Now the question is, I want to calculate TF-IDF of these 200 words in each text file. I am attaching the list of 200 words for ready reference. I hope you all understand my question.

Best wishes

Alam

wordscount.csv

kilian.thiel · November 27, 2015, 9:14am

Hi Alam,

Use the Flat File Parser to read in the txt files. Use the Dictionary tagger to tag the 200 most frequent words, that you counted before. Then use General Tag Filter (filter out all terms that have not been tagged, to reduce terms / data)->Bag of Words creator->TF (absolute).

I hope this helps.

Cheers, Kilian

alamsaqib · November 27, 2015, 11:02am

Thanks Kilian for reply.
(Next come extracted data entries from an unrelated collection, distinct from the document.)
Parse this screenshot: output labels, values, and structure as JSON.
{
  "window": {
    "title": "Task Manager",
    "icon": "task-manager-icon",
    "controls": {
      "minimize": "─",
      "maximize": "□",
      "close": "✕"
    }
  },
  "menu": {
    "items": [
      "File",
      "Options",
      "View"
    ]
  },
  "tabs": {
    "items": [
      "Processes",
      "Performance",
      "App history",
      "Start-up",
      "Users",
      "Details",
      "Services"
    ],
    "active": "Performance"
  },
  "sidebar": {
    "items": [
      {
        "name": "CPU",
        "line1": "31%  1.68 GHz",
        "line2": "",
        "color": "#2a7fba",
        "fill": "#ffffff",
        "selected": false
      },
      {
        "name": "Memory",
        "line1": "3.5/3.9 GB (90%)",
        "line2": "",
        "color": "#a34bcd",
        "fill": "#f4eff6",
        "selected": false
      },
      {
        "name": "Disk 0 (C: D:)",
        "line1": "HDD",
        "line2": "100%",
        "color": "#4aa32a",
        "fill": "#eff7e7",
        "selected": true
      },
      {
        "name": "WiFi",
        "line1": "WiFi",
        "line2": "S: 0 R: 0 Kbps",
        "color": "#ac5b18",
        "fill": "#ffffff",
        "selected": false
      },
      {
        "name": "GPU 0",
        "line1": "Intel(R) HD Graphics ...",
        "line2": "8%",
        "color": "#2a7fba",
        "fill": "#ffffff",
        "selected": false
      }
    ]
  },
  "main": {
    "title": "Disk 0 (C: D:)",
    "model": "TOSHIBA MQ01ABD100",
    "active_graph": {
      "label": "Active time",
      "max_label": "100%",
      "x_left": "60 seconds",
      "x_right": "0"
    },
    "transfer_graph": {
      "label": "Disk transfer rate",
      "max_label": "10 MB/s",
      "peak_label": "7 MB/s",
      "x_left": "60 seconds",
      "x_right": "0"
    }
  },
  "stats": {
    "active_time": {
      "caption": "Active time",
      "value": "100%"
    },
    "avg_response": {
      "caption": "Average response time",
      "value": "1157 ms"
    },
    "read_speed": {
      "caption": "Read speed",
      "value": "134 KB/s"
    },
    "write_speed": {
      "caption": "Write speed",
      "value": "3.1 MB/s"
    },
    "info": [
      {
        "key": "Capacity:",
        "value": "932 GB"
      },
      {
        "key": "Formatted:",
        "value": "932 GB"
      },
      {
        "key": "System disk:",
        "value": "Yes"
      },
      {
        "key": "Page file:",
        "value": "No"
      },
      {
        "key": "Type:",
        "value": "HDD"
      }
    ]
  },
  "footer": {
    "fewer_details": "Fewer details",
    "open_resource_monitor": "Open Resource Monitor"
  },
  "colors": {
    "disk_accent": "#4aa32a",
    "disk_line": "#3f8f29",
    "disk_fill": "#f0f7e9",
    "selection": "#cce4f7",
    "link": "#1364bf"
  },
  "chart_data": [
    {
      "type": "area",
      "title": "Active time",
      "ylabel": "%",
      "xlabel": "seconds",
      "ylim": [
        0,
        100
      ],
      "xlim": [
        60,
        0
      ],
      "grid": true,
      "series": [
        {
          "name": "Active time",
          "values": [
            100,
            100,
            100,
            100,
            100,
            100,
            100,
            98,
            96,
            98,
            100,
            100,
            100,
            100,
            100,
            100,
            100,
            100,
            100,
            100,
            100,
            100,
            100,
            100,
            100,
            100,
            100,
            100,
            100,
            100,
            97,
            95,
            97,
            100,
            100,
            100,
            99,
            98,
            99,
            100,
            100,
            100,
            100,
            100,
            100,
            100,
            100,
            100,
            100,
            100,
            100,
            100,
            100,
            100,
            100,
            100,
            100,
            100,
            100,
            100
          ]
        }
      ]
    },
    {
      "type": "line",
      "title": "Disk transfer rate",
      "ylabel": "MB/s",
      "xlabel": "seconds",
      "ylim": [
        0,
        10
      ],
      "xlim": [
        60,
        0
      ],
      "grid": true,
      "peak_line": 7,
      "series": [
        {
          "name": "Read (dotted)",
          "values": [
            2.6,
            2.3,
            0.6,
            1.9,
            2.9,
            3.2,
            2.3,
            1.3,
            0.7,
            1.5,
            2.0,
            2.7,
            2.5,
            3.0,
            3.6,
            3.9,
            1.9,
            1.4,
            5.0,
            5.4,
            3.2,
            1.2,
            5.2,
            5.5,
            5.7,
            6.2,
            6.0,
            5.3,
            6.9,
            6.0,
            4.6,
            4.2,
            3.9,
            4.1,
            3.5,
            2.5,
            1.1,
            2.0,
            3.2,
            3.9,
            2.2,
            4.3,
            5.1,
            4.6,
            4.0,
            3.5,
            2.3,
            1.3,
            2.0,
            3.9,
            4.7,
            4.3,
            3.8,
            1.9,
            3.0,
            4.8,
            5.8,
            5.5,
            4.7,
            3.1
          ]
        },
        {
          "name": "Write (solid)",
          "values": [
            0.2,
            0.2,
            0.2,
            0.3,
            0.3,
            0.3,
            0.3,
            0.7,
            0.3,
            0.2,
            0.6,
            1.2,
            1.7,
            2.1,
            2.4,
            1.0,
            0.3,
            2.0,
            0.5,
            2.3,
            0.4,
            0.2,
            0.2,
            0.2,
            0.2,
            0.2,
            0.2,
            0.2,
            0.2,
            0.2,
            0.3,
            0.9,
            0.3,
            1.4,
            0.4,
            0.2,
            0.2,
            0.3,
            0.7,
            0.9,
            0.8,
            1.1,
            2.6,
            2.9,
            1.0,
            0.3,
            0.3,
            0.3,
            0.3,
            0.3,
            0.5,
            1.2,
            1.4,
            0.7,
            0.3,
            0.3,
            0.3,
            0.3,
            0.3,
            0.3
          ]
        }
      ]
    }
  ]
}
But as i mentioned in my other post i am facing the problem in loading the text file.

Best wishes

Alam

kilian.thiel · November 27, 2015, 12:07pm

I tried the Flat File Parser and it worked for me, see: https://tech.knime.org/forum/knime-textprocessing/flat-file-document-parser-problem

Cheers, Kilian

system · June 2, 2023, 9:49pm

This topic was automatically closed 90 days after the last reply. New replies are no longer allowed.